An organization’s innovation quotient is quite distinct from its technological aptitude. The ability to innovate is driven more by the decision-making structures, the risk appetite, and the tolerance for failure than the company’s handle on digital technologies. For instance, the much-touted “fail fast, fail often” philosophy of the digital economy would not have had so much as a look-in in the risk-averse conservative cultural construct of the traditional enterprise. But innovation is the central tenet of corporate and business strategy today. So, an enterprise-centric and pervasive innovation culture will be central to a company’s ability to extract the maximum potential from disruptive technologies. Cultural transformation, therefore, will have to progress hand in hand with digital transformation in order to obtain the best business outcomes over the long term.
Collaboration is another key cornerstone of any successful innovation strategy. Innovation within the enterprise is not a department or function; it is an inclusive social process for collective and collaborative ideation and problem-solving. Over the past few years, technology has significantly opened up the possibilities of collaboration, with several open-sourcing models expanding the scope of innovation beyond enterprise borders. But here again, research reveals a disconnect between executives and employees on their company’s approach to collaboration. Just over 40 percent of employees perceive their organizations as stewards of collaboration as compared to 85 percent of top executives.
A culture of collaboration is critical for continuous innovation. An organization in tune with the potential of collaboration will be able to respond quickly to any opportunity by creating interdisciplinary teams that span functions, geographies, and organizational boundaries. The C-suite enthusiasm for collaboration is palpable. But the challenge is to channel it into creating the frameworks and structures required to cultivate a culture of collaboration.

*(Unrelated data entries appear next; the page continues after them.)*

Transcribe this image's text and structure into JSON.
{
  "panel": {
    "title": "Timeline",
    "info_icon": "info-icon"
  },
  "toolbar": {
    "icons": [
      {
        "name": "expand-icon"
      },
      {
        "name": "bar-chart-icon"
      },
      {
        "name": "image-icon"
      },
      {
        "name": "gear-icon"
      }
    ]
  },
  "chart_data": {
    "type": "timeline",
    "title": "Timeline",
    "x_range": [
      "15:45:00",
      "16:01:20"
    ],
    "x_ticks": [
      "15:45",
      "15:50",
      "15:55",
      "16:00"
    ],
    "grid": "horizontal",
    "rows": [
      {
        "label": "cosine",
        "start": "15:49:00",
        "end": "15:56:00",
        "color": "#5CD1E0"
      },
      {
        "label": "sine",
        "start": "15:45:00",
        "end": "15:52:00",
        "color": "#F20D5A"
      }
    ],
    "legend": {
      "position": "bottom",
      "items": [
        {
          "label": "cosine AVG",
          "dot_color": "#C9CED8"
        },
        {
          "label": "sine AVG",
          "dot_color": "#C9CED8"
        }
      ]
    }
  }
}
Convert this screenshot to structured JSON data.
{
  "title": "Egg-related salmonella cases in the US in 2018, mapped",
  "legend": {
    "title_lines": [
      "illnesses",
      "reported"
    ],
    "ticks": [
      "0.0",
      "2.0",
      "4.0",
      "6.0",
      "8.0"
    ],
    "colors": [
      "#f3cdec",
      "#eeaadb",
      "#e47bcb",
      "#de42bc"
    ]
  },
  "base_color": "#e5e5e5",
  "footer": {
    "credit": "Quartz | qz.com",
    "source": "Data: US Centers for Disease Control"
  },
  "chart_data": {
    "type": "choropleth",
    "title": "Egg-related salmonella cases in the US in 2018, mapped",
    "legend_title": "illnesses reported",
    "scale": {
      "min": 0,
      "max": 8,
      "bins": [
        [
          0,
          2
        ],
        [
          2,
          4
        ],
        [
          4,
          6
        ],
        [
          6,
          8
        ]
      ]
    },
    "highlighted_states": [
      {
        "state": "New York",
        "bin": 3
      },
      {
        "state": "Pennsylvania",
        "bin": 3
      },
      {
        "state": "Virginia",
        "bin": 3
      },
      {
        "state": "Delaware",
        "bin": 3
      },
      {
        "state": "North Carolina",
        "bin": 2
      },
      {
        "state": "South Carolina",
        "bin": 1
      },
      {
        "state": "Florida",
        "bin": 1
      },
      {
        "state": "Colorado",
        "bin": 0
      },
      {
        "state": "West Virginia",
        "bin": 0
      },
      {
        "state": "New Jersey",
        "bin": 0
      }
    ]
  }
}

Innovation has become an enterprise priority for business leaders across sectors and markets. Continuous innovation has become the imperative that will enable sustainable competitive advantage in a marketplace where the metrics of success are constantly shifting. But a unidimensional focus on digital technologies will not be enough to compete in this digital economy. Companies need to also focus on creating the cultural capacity to reimagine the game-changing possibilities of emerging technologies and to deliver innovations that increase the value for all stakeholders.